Retire or returnship?


Strategy Director Laura Agricola shares her views on why returnships are all the rage right now.

As someone who works in a company with people of all ages, I can say firsthand that it really is the fusion of diverse backgrounds and skills that truly drives our agency forward. We don’t focus on how old someone is; instead, we value the individual and the contributions they make. Whether someone is fresh out of university or has decades of experience under their belt, what matters most is their unique perspective and the ideas they bring to the table.

Which is why I’m excited to see a growing number of companies hiring older workers. Due to a strong job market, an increased retirement age and a recognition of the benefits of a diverse workforce, we’re seeing a growing trend towards “returnships” – programs geared towards experienced, late-career professionals looking to rejoin the workforce after an extended absence.

“They know themselves better, they have lived more life, and they have a better sense of where they can add value to an organization.”

– Fishman Cohen, CEO/co-founder of iRelaunch

These employees come with years of experiences and skills that are sorely needed in the workforce. And the response from employers has been overwhelmingly positive, with many offering returners fulltime roles.

Some of the hottest employers on the block are getting in on the action. Goldman Sachs – one of the world’s pre-eminent investment banks, whose average employee is just 28-years-old – has even launched their own six-month paid returnship program.
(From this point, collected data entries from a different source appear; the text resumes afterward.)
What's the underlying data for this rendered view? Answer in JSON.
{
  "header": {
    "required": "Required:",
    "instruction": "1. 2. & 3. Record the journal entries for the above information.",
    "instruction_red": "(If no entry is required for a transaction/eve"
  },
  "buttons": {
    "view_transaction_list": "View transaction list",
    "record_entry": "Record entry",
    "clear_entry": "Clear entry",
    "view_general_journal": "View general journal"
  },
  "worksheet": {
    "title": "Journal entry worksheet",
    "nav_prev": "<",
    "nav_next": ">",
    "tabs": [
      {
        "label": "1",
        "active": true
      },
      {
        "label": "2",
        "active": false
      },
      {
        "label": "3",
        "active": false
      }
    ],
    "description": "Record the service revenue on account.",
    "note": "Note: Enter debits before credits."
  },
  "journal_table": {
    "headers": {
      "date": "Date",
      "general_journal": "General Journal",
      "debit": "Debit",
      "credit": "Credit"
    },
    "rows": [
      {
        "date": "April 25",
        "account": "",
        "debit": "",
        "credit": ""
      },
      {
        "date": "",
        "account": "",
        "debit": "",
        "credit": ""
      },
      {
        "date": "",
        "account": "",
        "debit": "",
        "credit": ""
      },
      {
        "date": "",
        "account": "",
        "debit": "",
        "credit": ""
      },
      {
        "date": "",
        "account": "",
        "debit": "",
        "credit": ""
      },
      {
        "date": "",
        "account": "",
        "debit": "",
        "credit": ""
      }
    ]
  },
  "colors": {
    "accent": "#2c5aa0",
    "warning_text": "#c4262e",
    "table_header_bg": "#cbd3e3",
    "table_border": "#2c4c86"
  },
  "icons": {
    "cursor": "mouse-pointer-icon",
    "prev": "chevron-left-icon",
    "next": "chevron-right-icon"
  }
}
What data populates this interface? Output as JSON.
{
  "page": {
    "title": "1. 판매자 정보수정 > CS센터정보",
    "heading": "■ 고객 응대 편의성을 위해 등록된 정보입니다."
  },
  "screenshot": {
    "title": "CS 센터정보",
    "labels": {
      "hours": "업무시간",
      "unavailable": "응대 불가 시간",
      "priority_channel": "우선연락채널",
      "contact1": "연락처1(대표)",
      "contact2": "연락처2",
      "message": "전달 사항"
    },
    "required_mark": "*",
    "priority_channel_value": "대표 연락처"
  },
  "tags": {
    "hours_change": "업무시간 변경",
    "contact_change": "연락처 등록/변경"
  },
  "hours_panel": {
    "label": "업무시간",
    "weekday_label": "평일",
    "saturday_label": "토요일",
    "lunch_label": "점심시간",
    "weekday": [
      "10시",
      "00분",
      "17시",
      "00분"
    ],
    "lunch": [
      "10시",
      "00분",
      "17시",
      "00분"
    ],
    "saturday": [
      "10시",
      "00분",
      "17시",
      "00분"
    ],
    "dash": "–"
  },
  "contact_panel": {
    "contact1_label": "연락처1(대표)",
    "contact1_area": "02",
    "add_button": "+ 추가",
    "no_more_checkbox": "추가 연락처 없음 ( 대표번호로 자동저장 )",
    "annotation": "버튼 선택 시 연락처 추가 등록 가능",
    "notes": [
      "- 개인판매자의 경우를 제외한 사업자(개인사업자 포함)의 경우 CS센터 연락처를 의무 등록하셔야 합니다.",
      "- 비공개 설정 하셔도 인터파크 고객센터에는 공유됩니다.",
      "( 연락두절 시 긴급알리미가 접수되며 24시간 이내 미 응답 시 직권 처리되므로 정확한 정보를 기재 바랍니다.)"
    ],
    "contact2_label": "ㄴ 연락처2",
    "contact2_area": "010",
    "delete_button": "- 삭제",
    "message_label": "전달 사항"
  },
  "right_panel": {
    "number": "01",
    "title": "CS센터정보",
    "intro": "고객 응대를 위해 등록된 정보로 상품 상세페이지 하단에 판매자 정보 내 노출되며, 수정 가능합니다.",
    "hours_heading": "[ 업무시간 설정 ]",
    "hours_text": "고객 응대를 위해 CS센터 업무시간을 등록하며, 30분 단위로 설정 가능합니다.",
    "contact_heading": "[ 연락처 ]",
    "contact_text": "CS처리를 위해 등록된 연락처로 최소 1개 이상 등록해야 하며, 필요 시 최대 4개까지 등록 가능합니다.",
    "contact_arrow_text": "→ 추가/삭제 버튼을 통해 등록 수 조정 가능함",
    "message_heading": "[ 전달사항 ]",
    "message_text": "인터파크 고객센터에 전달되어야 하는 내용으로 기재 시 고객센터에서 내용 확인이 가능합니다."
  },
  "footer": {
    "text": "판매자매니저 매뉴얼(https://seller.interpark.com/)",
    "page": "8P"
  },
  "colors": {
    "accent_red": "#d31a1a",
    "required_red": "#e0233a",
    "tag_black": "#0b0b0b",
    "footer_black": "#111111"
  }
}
Chief of Staff, Diversity Recruiting Ashley Miller, who runs the program and is a returner herself, says it’s a great way of reacclimating to the workplace: “you come in this very comfortable way with this cohort and community of other likeminded people.”

These returnship programs can go a long way to counteracting ageism in the workforce, while ensuring that the benefits of cross-generational communities are being championed from the top down.

“Average life expectancies are approaching 100 years in the foreseeable future. If people leave the workforce at age 50 due to discrimination, negative attitudes and the absence of pathways to retrain, they may have additional 50 years of life withoutpaid work.”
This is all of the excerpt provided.